Let R be a relation from the set A to the set B, then: Prove that Ran (R)=Dom (R-1 ).

Let's recall some definitions.

1) Let A and B be sets. A relation from A to B is a subset R ⊆ A x B of the cartesian product. That is to say, R consists of ordered pairs (a, b) where a ∈ A and b ∈ B.

2) Let R be a relation from A to B. The domain of R is the subset dom(R) ⊆ A consisting of all those a ∈ A for which there exists some b ∈ B with (a, b) ∈ R.

3) Let R be a relation from A to B. The range of R is the subset ran(R) ⊆ B consisting of all those b ∈ B for which there exists some a ∈ A with (a, b) ∈ R.

4) Let R be a relation from A to B. The inverse of R is the relation R^-1 from B to A consisting of all those pairs (b, a) for which (a, b) ∈ R.
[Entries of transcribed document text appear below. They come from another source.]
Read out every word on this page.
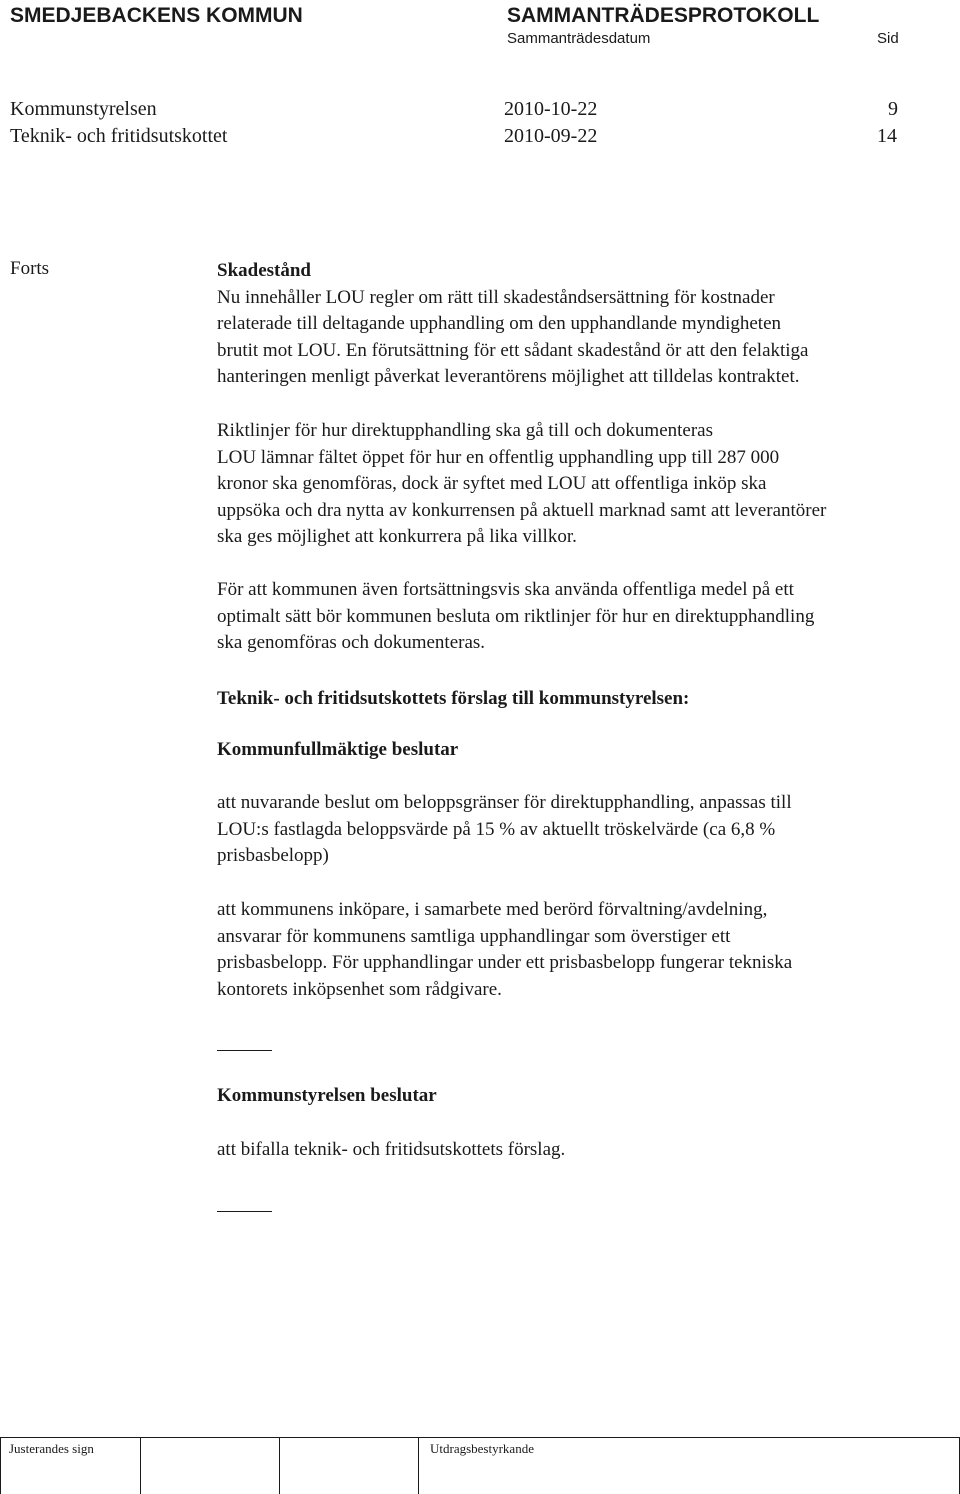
SMEDJEBACKENS KOMMUN	SAMMANTRÄDESPROTOKOLL
Sammanträdesdatum	Sid
Kommunstyrelsen	2010-10-22	9
Teknik- och fritidsutskottet	2010-09-22	14
Forts	Skadestånd

Nu innehåller LOU regler om rätt till skadeståndsersättning för kostnader

relaterade till deltagande upphandling om den upphandlande myndigheten

brutit mot LOU. En förutsättning för ett sådant skadestånd ör att den felaktiga

hanteringen menligt påverkat leverantörens möjlighet att tilldelas kontraktet.

Riktlinjer för hur direktupphandling ska gå till och dokumenteras

LOU lämnar fältet öppet för hur en offentlig upphandling upp till 287 000

kronor ska genomföras, dock är syftet med LOU att offentliga inköp ska

uppsöka och dra nytta av konkurrensen på aktuell marknad samt att leverantörer

ska ges möjlighet att konkurrera på lika villkor.

För att kommunen även fortsättningsvis ska använda offentliga medel på ett

optimalt sätt bör kommunen besluta om riktlinjer för hur en direktupphandling

ska genomföras och dokumenteras.

Teknik- och fritidsutskottets förslag till kommunstyrelsen:

Kommunfullmäktige beslutar

att nuvarande beslut om beloppsgränser för direktupphandling, anpassas till

LOU:s fastlagda beloppsvärde på 15 % av aktuellt tröskelvärde (ca 6,8 %

prisbasbelopp)

att kommunens inköpare, i samarbete med berörd förvaltning/avdelning,

ansvarar för kommunens samtliga upphandlingar som överstiger ett

prisbasbelopp. För upphandlingar under ett prisbasbelopp fungerar tekniska

kontorets inköpsenhet som rådgivare.

Kommunstyrelsen beslutar

att bifalla teknik- och fritidsutskottets förslag.

Justerandes sign	Utdragsbestyrkande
Now, to answer your question, we need to prove that ran(R) ⊆ dom(R^-1) and dom(R^-1) ⊆ ran(R). To show the first inclusion, let b ∈ ran(R). By definition of the range, there exists some a ∈ A such that (a, b) ∈ R. Thus the pair (b, a) ∈ R^-1, and so a is a witness to the fact that b ∈ dom(R^-1). To show the second inclusion, we work backwards: let b ∈ dom(R^-1). By definition of the domain, there is some a ∈ A for which (b, a) ∈ R^-1. By definition of the inverse relation, this means that (a, b) ∈ R, and so b ∈ ran(R).

Since we have shown two mutual inclusions, we must conclude that the two sets are equal.